Her girls and others continue painting and hiding rocks. People who find them are encouraged to share the find on the Denali Rocks page. On the back of every rock, the artists provide that information. The finders can either keep the rocks or re-hide them.
“One rock that Rita painted ended up in Coos Bay, Oregon, where her cousins live — in a rose garden in a state park,” Thurston said.
The cousins saw the post on Facebook and hunted for the rock there, but never could find it.
Unaware of the Denali Rocks project, Leaca Young, of Cantwell, started the Denali Community Rocks page last year.
“I just wanted a rock page for my granddaughter while she was visiting,” Young said. “So I created one.”
That introduced the project to a whole new audience.
The Mason family in Cantwell dove in wholeheartedly.
“The kids had a blast making their rock creations,” said Jeni Mason. “They choose to paint heated rocks with crayons. We had over 50 rocks so we started to think of places all over the borough to hide them.”

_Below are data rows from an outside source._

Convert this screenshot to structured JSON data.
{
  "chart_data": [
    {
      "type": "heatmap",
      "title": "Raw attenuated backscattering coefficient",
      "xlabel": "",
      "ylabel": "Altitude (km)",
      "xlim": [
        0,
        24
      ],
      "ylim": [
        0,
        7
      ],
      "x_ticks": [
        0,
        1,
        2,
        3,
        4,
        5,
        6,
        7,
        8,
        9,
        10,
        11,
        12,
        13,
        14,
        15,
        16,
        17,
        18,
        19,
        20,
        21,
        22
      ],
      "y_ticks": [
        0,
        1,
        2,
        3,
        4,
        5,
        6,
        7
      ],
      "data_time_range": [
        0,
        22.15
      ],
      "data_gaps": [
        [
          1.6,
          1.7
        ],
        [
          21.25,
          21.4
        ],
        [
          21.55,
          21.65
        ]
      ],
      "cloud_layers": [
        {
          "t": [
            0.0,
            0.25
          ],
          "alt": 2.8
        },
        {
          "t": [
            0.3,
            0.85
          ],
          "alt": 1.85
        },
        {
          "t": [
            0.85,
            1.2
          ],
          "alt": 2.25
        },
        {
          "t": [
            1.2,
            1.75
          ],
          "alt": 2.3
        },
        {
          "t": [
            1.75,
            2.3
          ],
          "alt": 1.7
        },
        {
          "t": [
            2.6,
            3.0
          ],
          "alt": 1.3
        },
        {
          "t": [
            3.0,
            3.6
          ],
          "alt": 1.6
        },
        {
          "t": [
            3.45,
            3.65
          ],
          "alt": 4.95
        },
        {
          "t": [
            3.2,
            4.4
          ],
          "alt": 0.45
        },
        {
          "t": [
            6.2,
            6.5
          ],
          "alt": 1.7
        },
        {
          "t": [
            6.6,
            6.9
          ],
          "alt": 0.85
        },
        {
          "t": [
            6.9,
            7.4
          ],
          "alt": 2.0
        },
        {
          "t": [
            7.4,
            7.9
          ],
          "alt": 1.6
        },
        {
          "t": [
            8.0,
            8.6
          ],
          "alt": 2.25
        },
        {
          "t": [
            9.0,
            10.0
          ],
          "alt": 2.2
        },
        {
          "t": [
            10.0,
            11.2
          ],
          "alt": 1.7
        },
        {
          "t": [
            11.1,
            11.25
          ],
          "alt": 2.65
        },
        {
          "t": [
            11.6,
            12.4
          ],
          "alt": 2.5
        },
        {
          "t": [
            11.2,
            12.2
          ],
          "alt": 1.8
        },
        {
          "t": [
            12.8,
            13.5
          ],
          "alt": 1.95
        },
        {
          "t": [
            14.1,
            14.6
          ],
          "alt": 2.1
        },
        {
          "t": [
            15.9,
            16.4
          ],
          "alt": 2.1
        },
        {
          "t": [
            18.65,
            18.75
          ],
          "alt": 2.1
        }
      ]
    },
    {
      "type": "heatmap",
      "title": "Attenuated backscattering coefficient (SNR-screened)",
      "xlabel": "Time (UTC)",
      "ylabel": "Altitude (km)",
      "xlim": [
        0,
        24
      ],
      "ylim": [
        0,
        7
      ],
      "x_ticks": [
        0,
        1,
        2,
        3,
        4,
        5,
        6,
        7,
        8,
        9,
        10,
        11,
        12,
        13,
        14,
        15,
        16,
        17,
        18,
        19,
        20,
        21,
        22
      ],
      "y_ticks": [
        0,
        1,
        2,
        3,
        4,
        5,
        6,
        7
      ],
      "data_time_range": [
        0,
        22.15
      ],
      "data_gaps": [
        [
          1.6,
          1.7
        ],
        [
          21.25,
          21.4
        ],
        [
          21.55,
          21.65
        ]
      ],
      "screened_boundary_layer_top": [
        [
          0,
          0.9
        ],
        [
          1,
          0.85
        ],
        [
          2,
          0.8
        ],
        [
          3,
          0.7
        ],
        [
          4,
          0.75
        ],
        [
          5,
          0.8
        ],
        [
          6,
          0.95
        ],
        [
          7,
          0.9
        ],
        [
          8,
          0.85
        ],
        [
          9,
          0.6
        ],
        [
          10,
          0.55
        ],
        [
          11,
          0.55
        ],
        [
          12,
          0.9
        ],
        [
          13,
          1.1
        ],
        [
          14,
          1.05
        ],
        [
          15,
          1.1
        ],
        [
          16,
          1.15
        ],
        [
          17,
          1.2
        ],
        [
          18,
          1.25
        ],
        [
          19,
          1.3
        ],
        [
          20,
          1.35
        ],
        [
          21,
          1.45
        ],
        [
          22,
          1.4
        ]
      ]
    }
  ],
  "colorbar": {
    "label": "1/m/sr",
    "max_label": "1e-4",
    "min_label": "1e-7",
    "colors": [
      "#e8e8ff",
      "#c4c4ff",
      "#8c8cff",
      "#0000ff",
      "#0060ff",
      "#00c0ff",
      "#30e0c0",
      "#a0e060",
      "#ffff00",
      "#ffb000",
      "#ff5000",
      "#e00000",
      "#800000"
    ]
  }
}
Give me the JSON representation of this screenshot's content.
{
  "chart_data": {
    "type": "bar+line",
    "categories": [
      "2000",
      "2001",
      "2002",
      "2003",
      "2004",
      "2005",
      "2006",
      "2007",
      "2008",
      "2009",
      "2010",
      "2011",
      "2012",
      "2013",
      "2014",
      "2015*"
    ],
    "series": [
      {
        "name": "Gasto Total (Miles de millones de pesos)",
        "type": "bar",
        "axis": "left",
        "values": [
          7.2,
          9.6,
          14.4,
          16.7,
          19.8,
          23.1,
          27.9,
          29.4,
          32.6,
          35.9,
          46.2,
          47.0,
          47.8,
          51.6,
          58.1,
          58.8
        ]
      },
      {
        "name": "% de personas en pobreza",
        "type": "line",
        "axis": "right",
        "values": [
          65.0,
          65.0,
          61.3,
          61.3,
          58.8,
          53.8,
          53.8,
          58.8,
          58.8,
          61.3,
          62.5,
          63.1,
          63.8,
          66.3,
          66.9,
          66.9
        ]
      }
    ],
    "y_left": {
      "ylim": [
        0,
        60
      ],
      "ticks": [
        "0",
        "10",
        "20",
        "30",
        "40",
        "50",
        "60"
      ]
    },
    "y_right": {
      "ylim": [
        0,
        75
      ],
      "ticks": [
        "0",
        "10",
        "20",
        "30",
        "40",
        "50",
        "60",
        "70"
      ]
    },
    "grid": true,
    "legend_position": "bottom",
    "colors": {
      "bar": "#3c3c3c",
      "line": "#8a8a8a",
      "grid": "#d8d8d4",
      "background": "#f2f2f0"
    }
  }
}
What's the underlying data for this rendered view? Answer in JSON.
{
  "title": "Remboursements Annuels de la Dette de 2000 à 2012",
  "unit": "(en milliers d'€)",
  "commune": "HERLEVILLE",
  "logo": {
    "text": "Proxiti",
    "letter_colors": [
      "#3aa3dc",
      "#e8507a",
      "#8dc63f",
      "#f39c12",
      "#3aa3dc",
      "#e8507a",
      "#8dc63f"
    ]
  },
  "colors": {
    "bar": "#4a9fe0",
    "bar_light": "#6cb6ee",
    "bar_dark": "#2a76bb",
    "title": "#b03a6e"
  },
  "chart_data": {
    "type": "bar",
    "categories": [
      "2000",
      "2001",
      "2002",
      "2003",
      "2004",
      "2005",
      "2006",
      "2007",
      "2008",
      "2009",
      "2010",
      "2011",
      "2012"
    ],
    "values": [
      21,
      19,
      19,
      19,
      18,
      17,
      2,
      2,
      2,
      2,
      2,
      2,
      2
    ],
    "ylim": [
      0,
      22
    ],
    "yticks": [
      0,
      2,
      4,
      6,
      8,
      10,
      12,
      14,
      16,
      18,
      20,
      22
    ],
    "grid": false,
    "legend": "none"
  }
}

The rocks are often posted on those Facebook pages with clues as to where they can be found.
JT Mason’s favorite find was the Pikachu rock.
“He loved that one so much that he did re-hide it once and then when someone found and re-hid it in Cantwell, he was determined to find it,” said his mother. “So that one is now in my planter.”
Sometimes adults enjoy it as much as children.
“Painting and hiding rocks is something my mother loves and it makes me feel closer to her whenever I do it,” said Melinda Haley, of Cantwell. “Every time I find a rock unexpectedly, it reminds me of her and I smile. I do it with my daughter now, even though she’s too young to understand.
“It’s fun, laid back, and it gives us an excuse to get creative and get out of the house.”
Thurston believes the project is providing a creative outlet for people, especially now during the time of social distancing.
“Painted rocks are really about bringing people joy,” she said.